Tra ali di folla plaudente… anzi, no: festante… anzi, no: commossa… anzi, no: sognante. Che dramma dev’essere ogni giorno per i colleghi delle agenzie trovare il termine, l’aggettivo, più adatto. Quello che possa servire a meglio evidenziare il percorso del Matteo nazionale. Che santo ancora non lo è, anche se – a leggere i dispacci in questione – poco ci manca. Dicevamo il percorso.  Che, tecnicamente, di quello si tratta: “Renzi a piedi alla Direzione del Pd”; “Renzi rientra a piedi a Palazzo Chigi”. Quattro, cinque, sei lanci di agenzia per far sapere al mondo – presumibilmente basito – che il nostro giovane e aitante premier ha voluto cimentarsi nel duro tran-tran del pedone romano.
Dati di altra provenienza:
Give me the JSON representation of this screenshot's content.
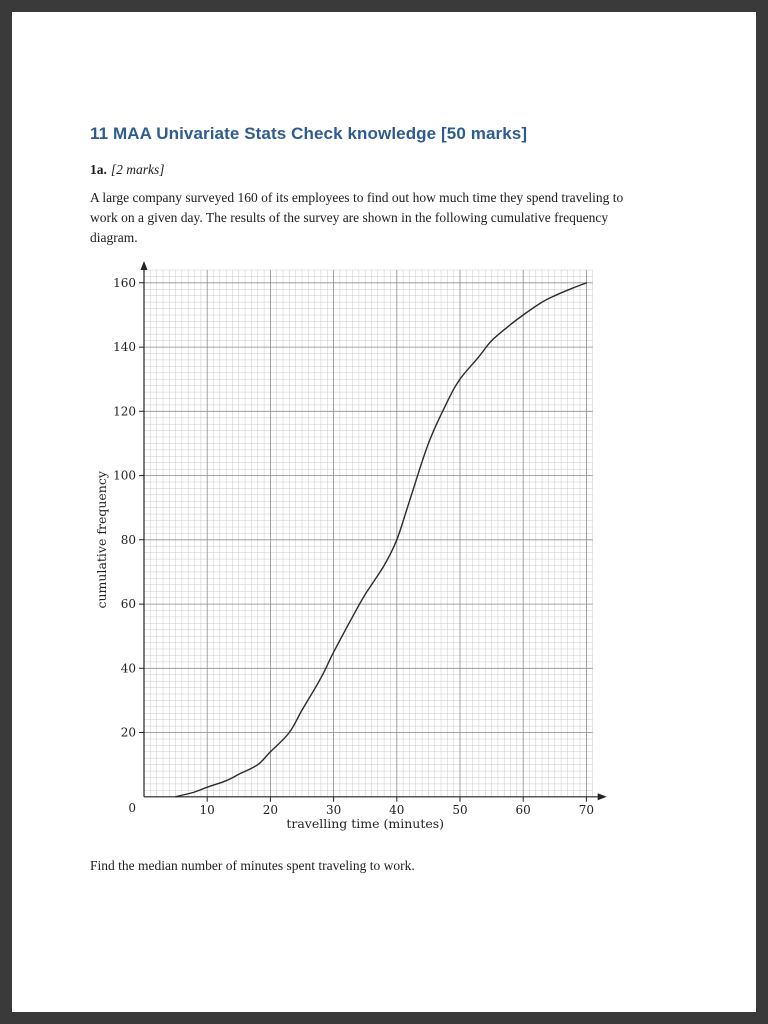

Percorrere la ragguardevole distanza di trecento metri trecento dal Chigi palazzo del fu Enrico (Letta) all’ex convento del Nazareno di veltroniana memoria sede del partito. Il suo Pd. Giubilo. Matteo è svelto e deciso. «Stringe le mani e saluta i passanti»; s’ode distintamente un «forza presidente», «non mollare». Sorrisi compiaciuti e pollice verso l’alto levato: Gaudio. E sudore. Tanto sudore. Sudore di cronista che sbraccia, che s’affanna per piazzare il più vicino possibile a quelle labbra violacee (nel senso di fiorentine) il microfono, il telefonino, il registratore. Andata e ritorno. Stesso copione. Stesso codazzo. Stesso lancio d’agenzia. Senza il benché minimo dubbio. Senza paura di eccedere. Senza vergogna.